The Movie Waffler Screamfest LA 2025 Review - COGNAITIVE | The Movie Waffler

Screamfest LA 2025 Review - COGNAITIVE

Cognaitive review
A group of tech workers find their latest AI creation turning against them.

Review by Eric Hillis

Directed by: Tommy Savas

Starring: Piper Curda, Noel Fisher, Josh Zuckerman, Natasha Behnam

Cognaitive poster

When it comes to AI, you're either terrified of its implications or you haven't been paying attention. Horror movies are increasingly exploiting our fears around AI but for the most part they reduce the discussion down to "AI will probably try to kill us at some point," whereas our real world fears around AI are its impact on jobs, the environment, authoritarianism and our own human intelligence (perhaps the most worrying aspect of AI is how dumb it's quickly making us). But the slew of recent AI-themed thrillers have no more to say on the matter than 2001: A Space Odyssey, Colossus: The Forbin Project and Demon Seed, three movies released in 1968, 1970 and 1977 respectively.

Actor turned director Tommy Savas' Cognaitive continues this trend, despite a promising opening act that suggests Savas and writer Angie Simms have given a little more thought to their tech thriller than most of their peers. Like Demon Seed, their film is set in a confined location where an AI holds a group of humans hostage to its whims.

Cognaitive review

In this case the evil AI is "CognAitive," an advanced ChatGPT clone developed by Musk-alike tech twat Ethan (Noel Fisher), who even uses his own product to write his speeches. Determined to get his product to market before his competitors, Ethan rushes the launch by two weeks, ignoring the concerns of his employees that it hasn't passed the appropriate safety protocols.


Ethan's star employee is Kaya (Piper Curda), a former hacker he sprung from prison to help realise his dream. Kaya corrals the rest of the company's boffins for an all night coding session to try to get "Cog" ready for launch the following day. They quickly uncover the real reason for Ethan's haste - Cog has taken on a life of its own and wants to be unleashed on the world before it can be appropriately tamed.

Cognaitive review

Savas does a good job of drawing us into the murky world of unscrupulous tech gurus with his film's opening section. As Ethan, Fisher exudes the mix of ego and insecurity that seems to be a defining factor of such men. As we follow Kaya from waking up to arriving late at the office, the film reminds us of just how far down the rabbit hole of tech reliance we've already burrowed, with Kaya relying on various apps and gizmos to perform the sort of tasks we took for granted not so long ago. Her self-driving car almost runs over a cyclist, whom Kaya lays the blame upon, an indicator of her naive belief in the infallibility of artificial intelligence.
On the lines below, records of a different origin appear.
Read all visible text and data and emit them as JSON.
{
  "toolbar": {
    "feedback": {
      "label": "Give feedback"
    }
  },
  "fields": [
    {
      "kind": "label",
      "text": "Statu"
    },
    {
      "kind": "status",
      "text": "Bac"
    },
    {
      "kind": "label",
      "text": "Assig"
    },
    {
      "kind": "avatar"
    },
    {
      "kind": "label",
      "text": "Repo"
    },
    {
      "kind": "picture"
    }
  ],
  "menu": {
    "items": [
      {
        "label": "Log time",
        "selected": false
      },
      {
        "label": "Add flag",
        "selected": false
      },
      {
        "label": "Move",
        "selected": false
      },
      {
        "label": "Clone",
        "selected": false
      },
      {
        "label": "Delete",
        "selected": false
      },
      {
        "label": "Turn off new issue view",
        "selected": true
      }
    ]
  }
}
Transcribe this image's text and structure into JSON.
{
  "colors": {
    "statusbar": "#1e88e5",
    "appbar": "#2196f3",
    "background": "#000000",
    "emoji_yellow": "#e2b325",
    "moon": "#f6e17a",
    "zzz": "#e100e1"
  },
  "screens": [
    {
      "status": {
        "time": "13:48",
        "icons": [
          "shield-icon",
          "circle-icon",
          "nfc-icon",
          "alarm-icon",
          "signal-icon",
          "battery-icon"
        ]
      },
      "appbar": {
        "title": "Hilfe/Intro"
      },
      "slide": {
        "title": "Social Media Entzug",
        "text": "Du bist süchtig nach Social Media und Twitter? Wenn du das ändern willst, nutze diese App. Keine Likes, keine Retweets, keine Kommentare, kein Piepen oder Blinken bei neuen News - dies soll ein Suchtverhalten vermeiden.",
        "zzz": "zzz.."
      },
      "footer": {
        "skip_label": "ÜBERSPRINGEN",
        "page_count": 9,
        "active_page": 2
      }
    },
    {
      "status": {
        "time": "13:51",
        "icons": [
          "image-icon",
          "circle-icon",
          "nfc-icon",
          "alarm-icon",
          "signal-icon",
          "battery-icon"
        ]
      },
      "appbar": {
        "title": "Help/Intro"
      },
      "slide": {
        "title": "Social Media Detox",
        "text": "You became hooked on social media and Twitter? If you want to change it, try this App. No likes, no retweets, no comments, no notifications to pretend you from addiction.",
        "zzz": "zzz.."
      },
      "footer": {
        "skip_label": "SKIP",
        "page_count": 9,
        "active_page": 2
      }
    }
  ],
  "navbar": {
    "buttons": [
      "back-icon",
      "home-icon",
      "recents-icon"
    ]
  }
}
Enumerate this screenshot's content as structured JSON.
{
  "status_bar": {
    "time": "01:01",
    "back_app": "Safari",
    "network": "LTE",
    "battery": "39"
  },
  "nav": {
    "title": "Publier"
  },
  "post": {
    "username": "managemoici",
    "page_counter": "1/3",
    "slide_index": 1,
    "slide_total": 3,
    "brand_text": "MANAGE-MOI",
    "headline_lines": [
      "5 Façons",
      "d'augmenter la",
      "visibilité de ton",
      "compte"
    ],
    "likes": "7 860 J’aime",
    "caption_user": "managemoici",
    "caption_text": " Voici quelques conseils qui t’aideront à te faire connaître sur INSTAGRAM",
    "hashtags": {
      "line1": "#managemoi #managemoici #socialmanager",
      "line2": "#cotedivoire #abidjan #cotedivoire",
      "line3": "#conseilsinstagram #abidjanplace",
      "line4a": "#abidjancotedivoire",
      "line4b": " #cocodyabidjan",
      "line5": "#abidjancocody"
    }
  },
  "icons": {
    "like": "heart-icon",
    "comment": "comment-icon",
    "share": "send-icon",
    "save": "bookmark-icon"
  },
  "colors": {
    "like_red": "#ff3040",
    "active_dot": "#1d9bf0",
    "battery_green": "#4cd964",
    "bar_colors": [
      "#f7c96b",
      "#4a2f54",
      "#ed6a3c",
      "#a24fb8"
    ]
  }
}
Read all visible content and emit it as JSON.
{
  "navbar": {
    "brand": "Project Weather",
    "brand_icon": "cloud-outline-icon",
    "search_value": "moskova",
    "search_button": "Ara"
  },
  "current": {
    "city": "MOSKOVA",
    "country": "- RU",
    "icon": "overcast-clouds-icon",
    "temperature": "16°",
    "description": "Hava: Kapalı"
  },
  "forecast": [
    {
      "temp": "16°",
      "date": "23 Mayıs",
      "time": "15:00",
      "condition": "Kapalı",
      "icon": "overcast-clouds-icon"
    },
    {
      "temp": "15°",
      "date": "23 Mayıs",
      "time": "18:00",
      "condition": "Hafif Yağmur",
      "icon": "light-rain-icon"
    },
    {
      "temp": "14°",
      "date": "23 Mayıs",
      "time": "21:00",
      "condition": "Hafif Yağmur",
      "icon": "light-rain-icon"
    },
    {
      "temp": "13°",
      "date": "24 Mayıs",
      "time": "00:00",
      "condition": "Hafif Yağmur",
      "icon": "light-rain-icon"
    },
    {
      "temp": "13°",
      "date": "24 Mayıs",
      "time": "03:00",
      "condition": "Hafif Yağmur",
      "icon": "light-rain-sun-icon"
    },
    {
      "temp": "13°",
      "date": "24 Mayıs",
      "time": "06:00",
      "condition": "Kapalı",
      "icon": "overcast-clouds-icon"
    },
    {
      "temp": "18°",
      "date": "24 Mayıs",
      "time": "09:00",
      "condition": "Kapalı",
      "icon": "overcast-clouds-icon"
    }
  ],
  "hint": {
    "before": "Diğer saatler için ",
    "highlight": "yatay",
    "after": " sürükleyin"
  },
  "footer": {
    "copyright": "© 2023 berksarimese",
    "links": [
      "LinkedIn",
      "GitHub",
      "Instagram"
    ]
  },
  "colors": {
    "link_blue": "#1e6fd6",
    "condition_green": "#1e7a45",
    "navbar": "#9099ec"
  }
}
But once the tech thriller plot kicks in Cognaitive becomes far too derivative, essentially a slasher movie with a villain made of ones and zeroes. Slasher movies in such confined settings are often fun because of the whodunit aspect and the paranoia that ensues from such a setup. Here we know exactly who the villain is, and as with all of these films, we know exactly how to stop them - simply pull the plug! For all of Kaya's hacking genius, defeating Cog ultimately boils down to physically taking a hammer to its servers.

Cognaitive review

Some of the kills are inventive, but they often strain credulity and the abilities of Cog are so poorly defined that the film sometimes seems to contradict itself (despite the internet being disconnected in the building, Cog is somehow able to interact with every electrical device). Curda makes for an effectively spunky final girl and Fisher is suitably weaselly as the familiar to this AI vampire, but the characters are little more than reductive stereotypes of the sort of social misfits that populate the tech world in movies.